Why not, and how does this apply to what Paul tells us in Galatians 1:4, 6 (cf. Galatians 2:18)? If I reestablish the authority of the Law, it condemns me, because I am rebuilding my old life in Adam (not Christ). The old man has been crucified with Christ, and the life I live now, I live under grace not the law. Christ delivered us from this present evil world (Galatians 1:4). Therefore, we are no longer under its authority or law, as far as righteousness is concerned (Galatians 2:19-20). What we destroyed by embracing Christ is wrong to ‘build again’ (Galatians 2:18).
Transgressions (1John 1:6-10) are treated as learning experiences, as long as we aren’t using grace for license to do as we please, i.e. satisfy our lusts (which is rebellion). If we fall, we get up and try again—we keep going seeking to work out our salvation, knowing it is God who is in us, helping us both to desire and to do his will (Philippians 2:12-13)
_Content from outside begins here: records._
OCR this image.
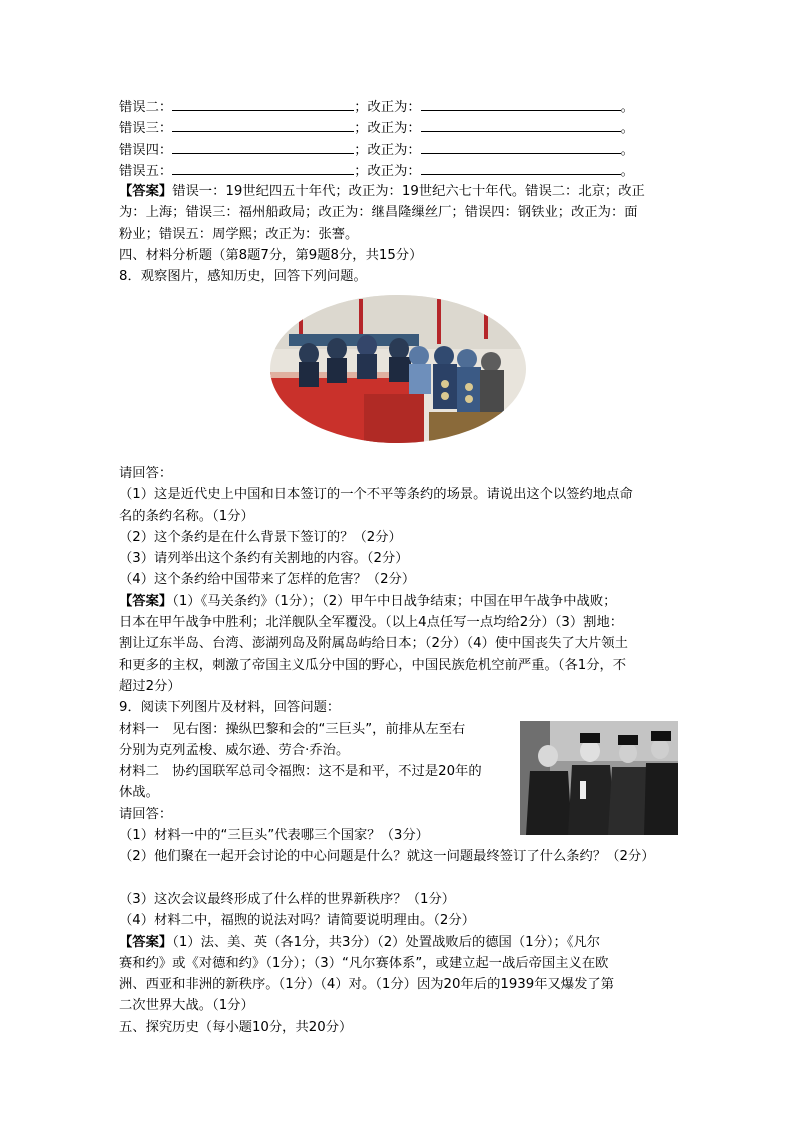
错误二：	；改正为：	。
错误三：	；改正为：	。
错误四：	；改正为：	。
错误五：	；改正为：	。
【答案】错误一：19世纪四五十年代；改正为：19世纪六七十年代。错误二：北京；改正
为：上海；错误三：福州船政局；改正为：继昌隆缫丝厂；错误四：钢铁业；改正为：面
粉业；错误五：周学熙；改正为：张謇。
四、材料分析题（第8题7分，第9题8分，共15分）
8．观察图片，感知历史，回答下列问题。
请回答：
（1）这是近代史上中国和日本签订的一个不平等条约的场景。请说出这个以签约地点命
名的条约名称。（1分）
（2）这个条约是在什么背景下签订的？（2分）
（3）请列举出这个条约有关割地的内容。（2分）
（4）这个条约给中国带来了怎样的危害？（2分）
【答案】（1）《马关条约》（1分）；（2）甲午中日战争结束；中国在甲午战争中战败；
日本在甲午战争中胜利；北洋舰队全军覆没。（以上4点任写一点均给2分）（3）割地：
割让辽东半岛、台湾、澎湖列岛及附属岛屿给日本；（2分）（4）使中国丧失了大片领土
和更多的主权，刺激了帝国主义瓜分中国的野心，中国民族危机空前严重。（各1分，不
超过2分）
9．阅读下列图片及材料，回答问题：
材料一　见右图：操纵巴黎和会的“三巨头”，前排从左至右
分别为克列孟梭、威尔逊、劳合·乔治。
材料二　协约国联军总司令福煦：这不是和平，不过是20年的
休战。
请回答：
（1）材料一中的“三巨头”代表哪三个国家？（3分）
（2）他们聚在一起开会讨论的中心问题是什么？就这一问题最终签订了什么条约？（2分）
（3）这次会议最终形成了什么样的世界新秩序？（1分）
（4）材料二中，福煦的说法对吗？请简要说明理由。（2分）
【答案】（1）法、美、英（各1分，共3分）（2）处置战败后的德国（1分）；《凡尔
赛和约》或《对德和约》（1分）；（3）“凡尔赛体系”，或建立起一战后帝国主义在欧
洲、西亚和非洲的新秩序。（1分）（4）对。（1分）因为20年后的1939年又爆发了第
二次世界大战。（1分）
五、探究历史（每小题10分，共20分）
I don’t think Peter and those who followed him were building again what they had destroyed (Galatians 2:12; cf. verse-18). They didn’t change their minds about how they were saved. They erred in that they made themselves pleasers of men, and in doing so offended their brethren. On the other hand, the Galatians were building again what they had destroyed, just as Paul says to them in Galatians 1:4, 6. They were acting like they no longer had faith that Christ was their Savior. Rather, they had been convinced by the agitators that they had to become Jews in order to be saved.
What’s the difference? The difference is a way of life. Peter made a mistake and acted the hypocrite—not acting out what he believed. On the other hand, the Galatians, no doubt without realizing it, rejected Christ in favor of a different way of life—Judaism.